Fatal fires at two Pemex refineries over the past four months have come at a bad time.
Mexico’s state-owned oil company’s bid to recruit partners to help run their facilities “was already a tough sell” because of the condition of the aging plants, Tim Samples, a law professor and Mexican-energy analyst at the University of Georgia in Athens, said by telephone. “It has to make it even harder when the refinery you are trying to find a partner for is burning in the background.”
Fire broke out at Pemex’s biggest refinery Wednesday following flooding rains from Tropical Storm Calvin, and then reerupted on Thursday. At least one worker was killed in the blaze that shut down the 330,000 barrel crude capacity refinery at Salina Cruz. That followed an explosion at the Salamanca plant on March 15 that left eight dead. Pemex refineries had as many as 88 unscheduled work stoppages last year, and four major maintenance plans were deferred.
Problems at Pemex’s refineries are long-standing. The company, formally known as Petroleos Mexicanos, estimates that maintenance issues and inefficiencies have brought annual losses at its refineries to about 100 billion pesos ($5.5 billion), adding to the company’s almost $100 billion debt. Pemex’s six refineries are operating at only about 60 percent of their capacity, processing 948,000 daily barrels of crude in the first quarter of the year.
Waiting Trucks
The accident at Salina Cruz, Mexico’s lone refinery on the Pacific side of the country, threatens gasoline supplies all along Mexico’s western coast. At 9 a.m. Thursday, a line of empty gasoline tanker trucks waited idly on the road outside the still-burning plant, where a thickening cloud of grey smoke billowed from the crude storage area.
One employee at the Salina Cruz refinery, who asked that his name not be used because he was not authorized to give public comments, said the accident was the worst he’d seen in years of working at the plant. The employee said he was worried about pollution from the fire, as rain falling at the plant had turned black Thursday, staining clothing and skin.
A Pemex spokesman confirmed in an email that rain was blackened by falling through the smoke rising from the plant.
Pemex hired Bank of America Corp. to help it seek joint ventures to improve operations and reconfigure its ailing refineries. Since disclosing those plans early last year, Pemex has repeatedly pushed back the expected date for the announcement of a partner.
Seeking Partners
The company wants to partner with private companies to revamp plants at Tula, Salamanca and Salina Cruz, said Carlos Murrieta, Director of Industrial Transformation, in an interview last November. The projects include construction of a new coker plant at Tula, its second-largest refinery.
In March, the company said Pemex would request formal bids from companies interested in the Tula coker project “in the next few weeks,” though it has yet to announce plans for the public auction needed to award a contract. On a May 3 conference call, Murrieta said Pemex “expects to have a partner towards the end of the year, hopefully in the next three, four months” for the coker project, valued at $6.7 billion for its two phases.

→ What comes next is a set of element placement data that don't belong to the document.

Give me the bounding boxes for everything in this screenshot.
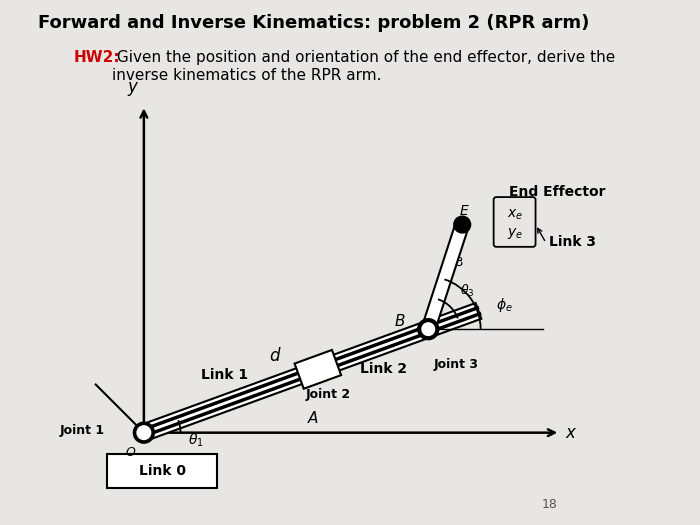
Circle shape — [418, 319, 439, 340]
Text: $\ell_3$: $\ell_3$ — [448, 248, 463, 268]
Circle shape — [422, 323, 435, 335]
Bar — [107, 454, 217, 488]
Text: $A$: $A$ — [307, 410, 319, 426]
Text: Forward and Inverse Kinematics: problem 2 (RPR arm): Forward and Inverse Kinematics: problem … — [38, 14, 589, 32]
Text: Joint 2: Joint 2 — [306, 388, 351, 401]
Circle shape — [454, 216, 470, 233]
Text: Joint 1: Joint 1 — [60, 424, 104, 437]
Text: Given the position and orientation of the end effector, derive the
inverse kinem: Given the position and orientation of th… — [113, 50, 616, 83]
Text: $B$: $B$ — [393, 313, 405, 329]
Text: $x$: $x$ — [566, 424, 578, 442]
Circle shape — [134, 422, 154, 443]
Text: Link 3: Link 3 — [549, 235, 596, 248]
Text: $\theta_3$: $\theta_3$ — [461, 283, 475, 299]
Text: $E$: $E$ — [459, 204, 470, 218]
Polygon shape — [422, 223, 469, 331]
Text: $\phi_e$: $\phi_e$ — [496, 296, 512, 314]
Polygon shape — [295, 350, 341, 388]
Text: O: O — [126, 446, 136, 459]
Text: Link 0: Link 0 — [139, 464, 186, 478]
Text: Link 1: Link 1 — [201, 368, 248, 382]
Text: HW2:: HW2: — [74, 50, 120, 66]
Text: End Effector: End Effector — [510, 185, 606, 199]
FancyBboxPatch shape — [494, 197, 536, 247]
Text: $d$: $d$ — [269, 346, 281, 365]
Text: 18: 18 — [542, 498, 557, 511]
Polygon shape — [141, 303, 482, 440]
Text: Link 2: Link 2 — [360, 362, 407, 375]
Text: $y_e$: $y_e$ — [507, 226, 523, 241]
Text: $\theta_1$: $\theta_1$ — [188, 431, 204, 448]
Text: Joint 3: Joint 3 — [433, 358, 479, 371]
Text: $y$: $y$ — [127, 80, 139, 98]
Circle shape — [137, 426, 150, 439]
Text: $x_e$: $x_e$ — [507, 207, 523, 222]
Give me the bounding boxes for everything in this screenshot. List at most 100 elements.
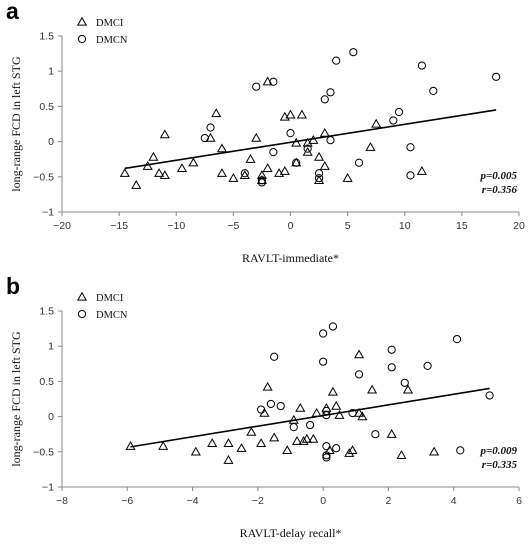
chart-panel-b: b −1 −0.5 0 0.5 1 1.5 −8 −6 −4 −2 0 2 4 6 RAVLT-delay … bbox=[0, 273, 530, 550]
data-point-dmci bbox=[159, 170, 170, 180]
panel-label-b: b bbox=[6, 273, 21, 299]
y-tick-label: 0 bbox=[48, 136, 54, 148]
data-point-dmcn bbox=[292, 158, 301, 167]
data-point-dmcn bbox=[305, 420, 315, 430]
x-tick-label: 0 bbox=[320, 495, 326, 507]
data-point-dmci bbox=[251, 132, 262, 142]
data-point-dmci bbox=[236, 443, 247, 452]
data-point-dmcn bbox=[320, 95, 329, 104]
y-axis-title: long-range FCD in left STG bbox=[9, 331, 23, 467]
data-point-dmci bbox=[291, 436, 303, 445]
data-point-dmcn bbox=[349, 48, 358, 57]
data-point-dmci bbox=[131, 180, 142, 189]
series-dmcn bbox=[257, 322, 494, 462]
data-point-dmcn bbox=[314, 174, 324, 183]
data-point-dmci bbox=[353, 349, 365, 359]
series-dmcn bbox=[200, 48, 501, 187]
legend-marker-dmcn bbox=[77, 309, 87, 319]
data-point-dmci bbox=[223, 455, 234, 464]
data-point-dmcn bbox=[492, 72, 501, 81]
data-point-dmci bbox=[148, 151, 159, 161]
x-tick-label: −5 bbox=[227, 220, 239, 232]
x-tick-label: −10 bbox=[167, 220, 185, 232]
data-point-dmci bbox=[353, 407, 365, 417]
y-tick-label: 0.5 bbox=[39, 376, 54, 388]
data-point-dmci bbox=[311, 407, 322, 417]
scatter-plot-a: −1 −0.5 0 0.5 1 1.5 −20 −15 −10 −5 0 5 10 15 20 RAVLT-i… bbox=[9, 16, 525, 265]
y-tick-label: −1 bbox=[42, 207, 54, 219]
y-tick-label: −0.5 bbox=[33, 446, 54, 458]
data-point-dmci bbox=[190, 446, 201, 456]
data-point-dmcn bbox=[322, 442, 331, 451]
data-point-dmcn bbox=[252, 82, 261, 91]
data-point-dmci bbox=[223, 438, 234, 448]
data-point-dmci bbox=[319, 127, 330, 137]
data-point-dmcn bbox=[354, 370, 364, 379]
data-point-dmcn bbox=[326, 136, 335, 145]
y-tick-label: −1 bbox=[42, 482, 54, 494]
data-point-dmcn bbox=[270, 352, 279, 361]
data-point-dmci bbox=[357, 411, 368, 421]
data-point-dmcn bbox=[429, 86, 438, 96]
data-point-dmci bbox=[256, 438, 267, 448]
data-point-dmcn bbox=[289, 423, 298, 432]
data-point-dmci bbox=[239, 170, 250, 180]
data-point-dmci bbox=[347, 445, 358, 455]
legend-marker-dmci bbox=[76, 16, 88, 26]
data-point-dmci bbox=[334, 409, 345, 419]
data-point-dmci bbox=[211, 108, 222, 118]
p-value-annotation: p=0.009 bbox=[479, 445, 517, 457]
data-point-dmci bbox=[216, 168, 228, 177]
data-point-dmci bbox=[119, 168, 130, 177]
data-point-dmci bbox=[331, 400, 342, 410]
data-point-dmcn bbox=[394, 107, 404, 117]
data-point-dmcn bbox=[269, 77, 278, 86]
p-value-annotation: p=0.005 bbox=[479, 170, 517, 182]
data-point-dmci bbox=[429, 446, 440, 456]
data-point-dmci bbox=[365, 142, 376, 151]
data-point-dmci bbox=[279, 165, 290, 175]
data-point-dmcn bbox=[332, 444, 341, 453]
x-axis-title: RAVLT-immediate* bbox=[242, 251, 339, 265]
r-value-annotation: r=0.335 bbox=[482, 459, 518, 471]
x-tick-label: 15 bbox=[456, 220, 468, 232]
data-point-dmci bbox=[308, 433, 319, 443]
legend-label-dmcn: DMCN bbox=[96, 310, 128, 321]
data-point-dmcn bbox=[354, 158, 364, 167]
data-point-dmcn bbox=[266, 399, 276, 409]
data-point-dmci bbox=[158, 440, 169, 450]
data-point-dmci bbox=[371, 118, 382, 128]
data-point-dmci bbox=[207, 438, 218, 448]
x-tick-label: −2 bbox=[252, 495, 264, 507]
data-point-dmci bbox=[245, 153, 256, 163]
series-dmci bbox=[125, 349, 440, 464]
data-point-dmcn bbox=[423, 361, 432, 371]
legend-label-dmcn: DMCN bbox=[96, 35, 128, 46]
data-point-dmcn bbox=[257, 176, 267, 185]
data-point-dmcn bbox=[328, 322, 338, 331]
data-point-dmci bbox=[125, 440, 136, 450]
y-tick-label: 1 bbox=[48, 66, 54, 78]
data-point-dmcn bbox=[387, 345, 396, 354]
x-tick-label: 0 bbox=[288, 220, 294, 232]
data-point-dmci bbox=[262, 163, 273, 173]
data-point-dmcn bbox=[322, 453, 331, 462]
legend-label-dmci: DMCI bbox=[96, 293, 124, 304]
legend-marker-dmcn bbox=[77, 34, 87, 44]
data-point-dmcn bbox=[371, 430, 380, 439]
x-tick-label: −8 bbox=[56, 495, 68, 507]
data-point-dmci bbox=[298, 436, 309, 445]
data-point-dmci bbox=[342, 173, 353, 182]
x-tick-label: −4 bbox=[187, 495, 199, 507]
data-point-dmci bbox=[327, 386, 338, 396]
r-value-annotation: r=0.356 bbox=[482, 184, 518, 196]
data-point-dmci bbox=[228, 173, 239, 182]
data-point-dmcn bbox=[319, 329, 328, 338]
x-tick-label: 6 bbox=[516, 495, 522, 507]
data-point-dmcn bbox=[456, 446, 465, 455]
data-point-dmcn bbox=[417, 61, 426, 70]
x-tick-label: −6 bbox=[121, 495, 133, 507]
data-point-dmcn bbox=[200, 133, 209, 143]
data-point-dmci bbox=[296, 109, 307, 119]
data-point-dmci bbox=[416, 165, 427, 175]
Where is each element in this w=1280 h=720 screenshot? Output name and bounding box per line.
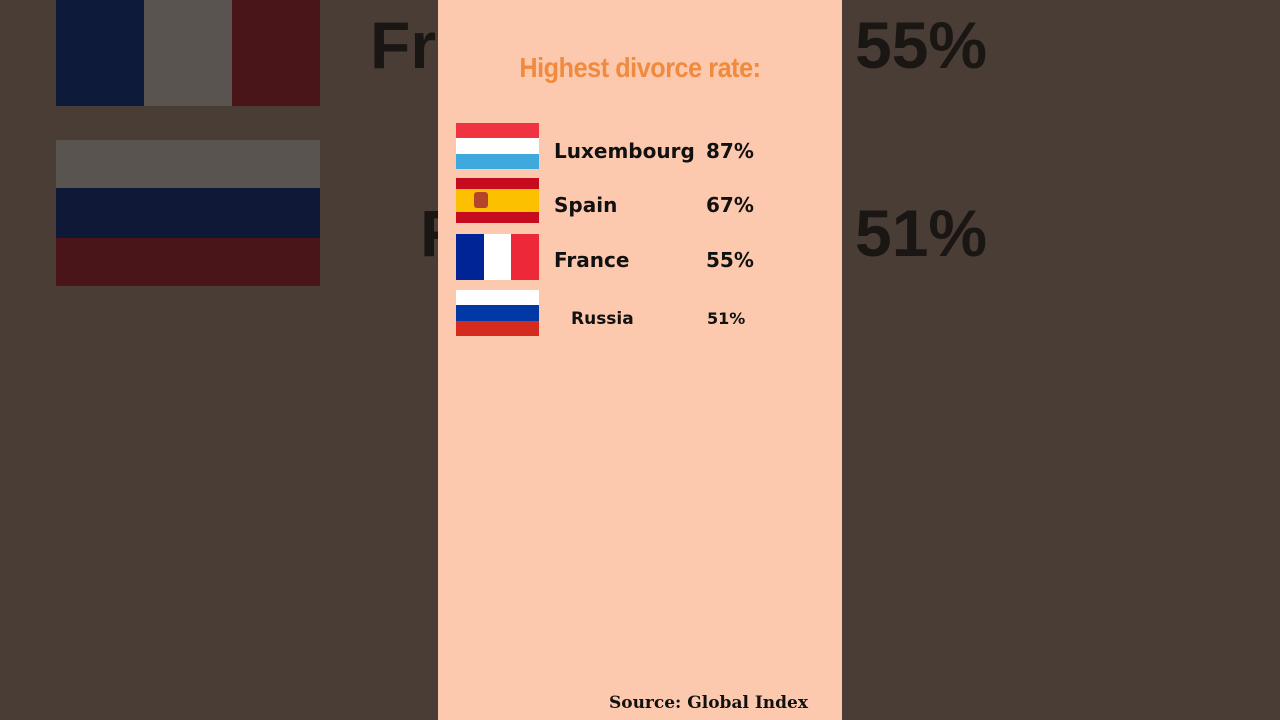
panel: Highest divorce rate: Luxembourg 87% Spa… — [438, 0, 842, 720]
country: Spain — [554, 193, 618, 217]
rate: 51% — [707, 309, 746, 328]
flag-spain — [456, 178, 539, 224]
country: Russia — [571, 309, 634, 329]
bg-flag-france — [56, 0, 320, 106]
country: Luxembourg — [554, 139, 695, 163]
flag-russia — [456, 290, 539, 336]
country: France — [554, 248, 630, 272]
rate: 87% — [706, 139, 754, 163]
title: Highest divorce rate: — [519, 52, 761, 83]
bg-rate: 51% — [855, 196, 988, 270]
bg-rate: 55% — [855, 8, 988, 82]
flag-france — [456, 234, 540, 280]
flag-luxembourg — [456, 123, 539, 169]
rate: 55% — [706, 248, 754, 272]
bg-flag-russia — [56, 140, 320, 286]
rate: 67% — [706, 193, 754, 217]
source: Source: Global Index — [608, 693, 808, 713]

Japanese trading company Mitsui & Co. and South Korea’s SK Engineering & Construction were identified earlier this year by Pemex as among companies it sees as potential partners for the Tula project, according to a spokesman who couldn’t be identified because of company policy.
“Our possible partners understand the nature of the hydrocarbons industry,” Pemex said in an emailed response to questions about how the recent refinery accidents might affect interest from investors. “Pemex has implemented the most advanced security protocols in all of its installations to protect its personnel and installations at all times to guarantee a secure operation.”
After Pemex’s fuel production sank in 2016 to the lowest level in 26 years, the company pledged to invest more in its refineries this year. Crude processing has rebounded following the completion of maintenance at the end of 2016 and improvement in prices for refined products, according to the company, which said processing could exceed 1.2 million daily barrels by the end of the year.
Outside the Salina Cruz plant Thursday, Ramon Londa, 38, a gasoline tanker truck driver, said he is concerned that if the gasoline supply runs out he will have to drive eight hours to Pajaritos, in the neighboring state of Veracruz, to fill up.
“The trucks are going in little by little, but there is a lot less supply right now,’’ he said.